Gracias, Padre, Señor del cielo y de la tierra, que has escondido estas cosas de los sabios y entendidos y las has revelado a los niños; sí, Padre, porque tal fue tu misericordiosa voluntad.

Los hijos, a diferencia de los sabios del mundo, no pueden afirmar haber encontrado el reino a través del discernimiento, el poder o la influencia, porque no tienen ninguno. Su única esperanza está en el Señor del cielo y de la tierra, a quien le agrada hacerse un nombre en los personajes más inverosímiles del mundo, para que, como está escrito: “El que se gloría, gloríese en el Señor” (1 Corintios 1:31).

Jesús no vino a ganarse el favor de los orgullosos de la tierra, preguntándoles si tal vez podrían considerar unirse a su reino.
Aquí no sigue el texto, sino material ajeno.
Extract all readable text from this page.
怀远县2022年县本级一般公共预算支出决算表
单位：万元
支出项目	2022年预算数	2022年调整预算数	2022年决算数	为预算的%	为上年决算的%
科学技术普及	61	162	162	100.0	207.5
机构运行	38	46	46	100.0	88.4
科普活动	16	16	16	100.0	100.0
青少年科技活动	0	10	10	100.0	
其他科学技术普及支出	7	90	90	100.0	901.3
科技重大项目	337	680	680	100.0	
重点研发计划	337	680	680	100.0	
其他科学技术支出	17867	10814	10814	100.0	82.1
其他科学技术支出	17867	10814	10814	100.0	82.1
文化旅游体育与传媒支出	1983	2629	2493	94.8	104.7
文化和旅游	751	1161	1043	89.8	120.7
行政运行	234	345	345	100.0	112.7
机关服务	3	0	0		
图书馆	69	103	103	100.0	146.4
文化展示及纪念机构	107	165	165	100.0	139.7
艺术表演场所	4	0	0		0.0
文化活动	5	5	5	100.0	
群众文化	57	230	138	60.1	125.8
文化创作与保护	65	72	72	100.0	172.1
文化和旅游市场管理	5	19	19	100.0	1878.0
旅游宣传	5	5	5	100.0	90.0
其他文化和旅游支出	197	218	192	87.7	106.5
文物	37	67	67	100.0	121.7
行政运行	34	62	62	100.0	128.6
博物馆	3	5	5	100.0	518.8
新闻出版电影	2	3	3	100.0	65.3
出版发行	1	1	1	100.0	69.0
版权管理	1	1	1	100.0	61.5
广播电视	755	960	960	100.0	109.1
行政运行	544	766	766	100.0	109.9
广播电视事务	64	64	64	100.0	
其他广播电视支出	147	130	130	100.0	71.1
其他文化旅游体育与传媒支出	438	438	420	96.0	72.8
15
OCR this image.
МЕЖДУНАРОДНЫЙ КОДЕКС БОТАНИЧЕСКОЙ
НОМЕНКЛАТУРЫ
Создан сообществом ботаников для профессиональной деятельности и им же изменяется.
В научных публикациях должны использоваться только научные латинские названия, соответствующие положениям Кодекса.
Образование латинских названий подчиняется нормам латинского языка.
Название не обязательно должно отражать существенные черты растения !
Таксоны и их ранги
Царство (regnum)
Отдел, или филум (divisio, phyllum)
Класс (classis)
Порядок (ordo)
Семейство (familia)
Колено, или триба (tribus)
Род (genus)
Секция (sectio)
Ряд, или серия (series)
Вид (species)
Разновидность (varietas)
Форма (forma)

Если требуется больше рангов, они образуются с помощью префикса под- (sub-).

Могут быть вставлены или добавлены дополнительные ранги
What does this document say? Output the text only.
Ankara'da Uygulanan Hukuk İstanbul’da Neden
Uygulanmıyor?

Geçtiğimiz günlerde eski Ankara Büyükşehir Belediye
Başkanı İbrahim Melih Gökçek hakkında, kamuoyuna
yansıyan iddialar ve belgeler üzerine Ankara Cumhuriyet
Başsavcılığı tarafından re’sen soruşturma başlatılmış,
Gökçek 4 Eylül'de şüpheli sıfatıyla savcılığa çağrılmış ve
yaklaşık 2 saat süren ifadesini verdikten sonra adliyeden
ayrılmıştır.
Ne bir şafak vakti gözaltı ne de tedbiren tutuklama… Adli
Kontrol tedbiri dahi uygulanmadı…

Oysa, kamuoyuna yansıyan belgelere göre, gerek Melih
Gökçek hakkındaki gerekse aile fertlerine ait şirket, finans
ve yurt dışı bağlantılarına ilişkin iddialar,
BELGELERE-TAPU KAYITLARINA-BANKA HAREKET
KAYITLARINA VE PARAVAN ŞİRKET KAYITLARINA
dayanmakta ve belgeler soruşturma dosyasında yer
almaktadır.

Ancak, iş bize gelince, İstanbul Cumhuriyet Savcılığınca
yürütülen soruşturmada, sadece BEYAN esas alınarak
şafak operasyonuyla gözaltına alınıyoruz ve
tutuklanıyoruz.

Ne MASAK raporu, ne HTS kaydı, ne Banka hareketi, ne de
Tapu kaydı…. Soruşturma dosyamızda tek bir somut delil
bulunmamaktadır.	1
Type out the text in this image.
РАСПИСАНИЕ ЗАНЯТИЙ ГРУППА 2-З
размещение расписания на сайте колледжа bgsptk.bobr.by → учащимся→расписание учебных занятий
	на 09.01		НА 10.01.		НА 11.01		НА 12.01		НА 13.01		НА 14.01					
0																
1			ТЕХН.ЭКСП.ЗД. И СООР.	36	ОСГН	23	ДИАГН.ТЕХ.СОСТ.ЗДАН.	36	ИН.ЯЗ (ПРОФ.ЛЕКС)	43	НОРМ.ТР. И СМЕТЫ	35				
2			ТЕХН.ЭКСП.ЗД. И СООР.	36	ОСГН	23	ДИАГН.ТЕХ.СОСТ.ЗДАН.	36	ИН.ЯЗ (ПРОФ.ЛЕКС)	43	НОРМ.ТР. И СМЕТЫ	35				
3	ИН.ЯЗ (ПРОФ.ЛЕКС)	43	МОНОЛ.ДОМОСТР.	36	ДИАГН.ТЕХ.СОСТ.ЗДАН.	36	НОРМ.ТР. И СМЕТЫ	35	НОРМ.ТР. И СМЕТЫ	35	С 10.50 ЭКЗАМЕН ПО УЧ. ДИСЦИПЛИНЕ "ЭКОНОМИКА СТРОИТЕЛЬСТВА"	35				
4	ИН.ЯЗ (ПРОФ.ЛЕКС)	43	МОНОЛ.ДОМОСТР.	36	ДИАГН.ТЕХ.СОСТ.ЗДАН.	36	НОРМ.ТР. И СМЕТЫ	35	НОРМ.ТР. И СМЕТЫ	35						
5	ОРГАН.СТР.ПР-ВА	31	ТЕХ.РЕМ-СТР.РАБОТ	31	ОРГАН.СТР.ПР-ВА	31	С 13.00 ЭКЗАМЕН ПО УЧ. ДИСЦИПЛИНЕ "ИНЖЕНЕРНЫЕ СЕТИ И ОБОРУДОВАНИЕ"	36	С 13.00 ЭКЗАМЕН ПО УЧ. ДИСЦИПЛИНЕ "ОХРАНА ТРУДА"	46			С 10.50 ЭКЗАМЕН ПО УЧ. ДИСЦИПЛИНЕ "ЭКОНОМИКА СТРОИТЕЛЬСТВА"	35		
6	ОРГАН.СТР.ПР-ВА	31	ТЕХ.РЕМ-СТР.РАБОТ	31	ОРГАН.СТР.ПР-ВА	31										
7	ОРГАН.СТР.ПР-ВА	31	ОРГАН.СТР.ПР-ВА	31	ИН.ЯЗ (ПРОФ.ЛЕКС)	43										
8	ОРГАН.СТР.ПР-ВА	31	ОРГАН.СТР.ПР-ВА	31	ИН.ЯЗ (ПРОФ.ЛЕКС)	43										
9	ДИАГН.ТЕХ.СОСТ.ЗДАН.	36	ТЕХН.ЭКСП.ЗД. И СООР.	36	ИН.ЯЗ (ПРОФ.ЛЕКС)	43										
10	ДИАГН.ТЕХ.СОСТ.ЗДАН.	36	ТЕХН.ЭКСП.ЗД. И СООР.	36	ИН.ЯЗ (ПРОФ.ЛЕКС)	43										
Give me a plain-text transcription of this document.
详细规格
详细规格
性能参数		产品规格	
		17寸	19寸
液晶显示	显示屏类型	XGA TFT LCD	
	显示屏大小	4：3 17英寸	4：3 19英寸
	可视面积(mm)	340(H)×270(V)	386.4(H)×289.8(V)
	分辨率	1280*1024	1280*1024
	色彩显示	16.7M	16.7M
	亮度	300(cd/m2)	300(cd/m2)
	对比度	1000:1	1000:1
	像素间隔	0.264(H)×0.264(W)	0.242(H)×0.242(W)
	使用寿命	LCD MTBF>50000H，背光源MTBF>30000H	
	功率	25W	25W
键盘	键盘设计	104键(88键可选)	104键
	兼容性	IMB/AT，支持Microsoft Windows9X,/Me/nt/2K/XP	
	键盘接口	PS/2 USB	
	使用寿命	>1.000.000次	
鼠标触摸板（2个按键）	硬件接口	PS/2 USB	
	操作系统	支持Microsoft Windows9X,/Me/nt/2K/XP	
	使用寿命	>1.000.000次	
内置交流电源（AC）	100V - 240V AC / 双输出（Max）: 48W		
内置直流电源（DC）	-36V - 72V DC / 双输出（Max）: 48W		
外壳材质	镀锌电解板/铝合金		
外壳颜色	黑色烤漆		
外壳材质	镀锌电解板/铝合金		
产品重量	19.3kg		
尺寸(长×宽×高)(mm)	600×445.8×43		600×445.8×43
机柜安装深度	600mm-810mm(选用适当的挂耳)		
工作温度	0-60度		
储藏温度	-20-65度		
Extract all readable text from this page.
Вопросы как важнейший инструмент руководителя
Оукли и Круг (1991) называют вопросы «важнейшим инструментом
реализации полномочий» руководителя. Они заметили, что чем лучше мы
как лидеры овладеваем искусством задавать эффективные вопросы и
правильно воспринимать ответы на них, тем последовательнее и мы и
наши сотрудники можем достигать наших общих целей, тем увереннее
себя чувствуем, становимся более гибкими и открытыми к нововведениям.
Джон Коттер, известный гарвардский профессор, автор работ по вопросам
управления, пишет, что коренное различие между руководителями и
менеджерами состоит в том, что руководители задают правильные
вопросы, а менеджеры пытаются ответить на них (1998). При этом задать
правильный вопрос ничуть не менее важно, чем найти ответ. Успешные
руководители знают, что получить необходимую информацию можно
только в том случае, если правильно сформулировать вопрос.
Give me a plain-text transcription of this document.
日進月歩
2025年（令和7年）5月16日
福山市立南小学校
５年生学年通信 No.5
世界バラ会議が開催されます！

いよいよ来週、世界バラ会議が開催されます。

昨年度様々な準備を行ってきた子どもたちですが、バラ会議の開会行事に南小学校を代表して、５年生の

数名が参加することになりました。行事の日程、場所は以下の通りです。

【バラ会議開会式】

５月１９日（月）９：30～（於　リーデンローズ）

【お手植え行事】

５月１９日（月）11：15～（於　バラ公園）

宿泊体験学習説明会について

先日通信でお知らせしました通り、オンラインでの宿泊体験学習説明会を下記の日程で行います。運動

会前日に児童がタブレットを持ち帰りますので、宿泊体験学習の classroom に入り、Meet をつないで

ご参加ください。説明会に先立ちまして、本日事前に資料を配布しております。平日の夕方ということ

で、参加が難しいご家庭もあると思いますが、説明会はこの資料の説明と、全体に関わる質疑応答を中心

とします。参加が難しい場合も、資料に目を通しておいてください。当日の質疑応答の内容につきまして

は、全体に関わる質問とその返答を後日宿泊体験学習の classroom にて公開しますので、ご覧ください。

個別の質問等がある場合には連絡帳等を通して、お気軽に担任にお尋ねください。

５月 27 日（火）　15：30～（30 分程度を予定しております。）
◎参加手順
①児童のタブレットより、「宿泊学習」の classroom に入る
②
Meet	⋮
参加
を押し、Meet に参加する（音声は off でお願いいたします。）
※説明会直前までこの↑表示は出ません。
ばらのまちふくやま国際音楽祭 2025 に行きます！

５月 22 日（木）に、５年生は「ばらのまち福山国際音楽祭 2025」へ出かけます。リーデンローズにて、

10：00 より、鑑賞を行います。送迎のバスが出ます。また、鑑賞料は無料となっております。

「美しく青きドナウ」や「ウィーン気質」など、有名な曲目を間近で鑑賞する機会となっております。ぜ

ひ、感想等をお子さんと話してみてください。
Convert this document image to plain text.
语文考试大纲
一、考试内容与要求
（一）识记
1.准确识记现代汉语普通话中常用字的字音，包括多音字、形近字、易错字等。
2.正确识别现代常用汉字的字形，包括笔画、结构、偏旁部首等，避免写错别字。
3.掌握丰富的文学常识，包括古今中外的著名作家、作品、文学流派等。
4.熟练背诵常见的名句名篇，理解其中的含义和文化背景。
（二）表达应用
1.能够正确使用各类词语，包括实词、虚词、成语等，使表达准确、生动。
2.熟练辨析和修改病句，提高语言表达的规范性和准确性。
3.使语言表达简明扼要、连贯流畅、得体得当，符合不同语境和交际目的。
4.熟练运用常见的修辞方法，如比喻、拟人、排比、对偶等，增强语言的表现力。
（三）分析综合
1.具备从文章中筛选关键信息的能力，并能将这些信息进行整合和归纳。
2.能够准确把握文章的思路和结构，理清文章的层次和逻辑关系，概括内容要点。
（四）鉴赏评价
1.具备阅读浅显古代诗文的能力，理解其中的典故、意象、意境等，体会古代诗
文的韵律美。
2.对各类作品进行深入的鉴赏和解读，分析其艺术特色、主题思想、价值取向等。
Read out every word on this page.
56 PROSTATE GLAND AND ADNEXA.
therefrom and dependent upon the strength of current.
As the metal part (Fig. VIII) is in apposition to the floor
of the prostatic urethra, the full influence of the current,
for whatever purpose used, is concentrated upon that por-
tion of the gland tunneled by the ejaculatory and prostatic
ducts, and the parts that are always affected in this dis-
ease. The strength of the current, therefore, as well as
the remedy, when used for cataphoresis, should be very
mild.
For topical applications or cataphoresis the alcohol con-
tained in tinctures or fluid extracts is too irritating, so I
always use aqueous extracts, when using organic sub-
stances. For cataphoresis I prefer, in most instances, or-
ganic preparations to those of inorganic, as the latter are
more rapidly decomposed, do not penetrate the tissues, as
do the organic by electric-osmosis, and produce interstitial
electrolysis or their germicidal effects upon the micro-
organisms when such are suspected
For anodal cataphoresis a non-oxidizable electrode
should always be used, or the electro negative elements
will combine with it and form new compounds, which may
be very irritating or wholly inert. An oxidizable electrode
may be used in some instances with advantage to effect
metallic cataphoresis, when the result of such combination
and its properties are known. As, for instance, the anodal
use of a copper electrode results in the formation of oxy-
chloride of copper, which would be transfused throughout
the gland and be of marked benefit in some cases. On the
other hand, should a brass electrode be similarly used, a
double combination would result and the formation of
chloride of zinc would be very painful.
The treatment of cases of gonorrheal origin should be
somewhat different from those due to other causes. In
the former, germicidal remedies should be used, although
Él vino a confundirlos. Vino a avergonzarlos. Y vino a reunir a todos los débiles y heridos, a todos los pobres y necesitados, a todos los desvalidos y desamparados, a cualquiera que esté dispuesto a arrepentirse de su propia importancia y, con los niños, cantar: “¡Hosanna! Sálvame.”

Alabanza conquistará el mundo

La Semana Santa, entonces, es una invitación a unirse a los hijos de Jerusalén y asombrarse de cómo Dios usa la debilidad para la gloria.

La Semana Santa en sí misma es el clímax de una historia de debilidad que mata la fuerza. Cuando era niño, Jesús confundió al rey y escapó de la boca de la serpiente (Mateo 2:13–18). En su ministerio, Jesús se mezcló con los ciegos, los cojos, los sordos, los leprosos, los sucios (Mateo 8:16–17). Y cuando finalmente llegó su hora, se entregó al enemigo, al enemigo y al vengador, y “fue crucificado en debilidad” (2 Corintios 13:4).

Si los gobernantes del mundo supieran lo que estaban haciendo, “no habrían crucificado al Señor de la gloria” (1 Corintios 2:8). A través de la debilidad, Jesús arrastró la fuerza mundana de su trono. Atravesó al dragón con sus propios colmillos. Él tomó el pecado que nos condena y lo ahogó en su sangre. Y entonces, cuando la debilidad parecía sepultarlo, se levantó en el poder de una vida indestructible.

Así nos salva Dios, y así salimos a conquistar el mundo. No con una espada en nuestras manos, sino con una canción en nuestras bocas, invitando a todos a dejar cada espejo de valor propio, cada mantra de “soy suficiente”, cada imagen filtrada de fuerza y belleza, y unirse al reino. de los niños mientras adoramos a Cristo Rey.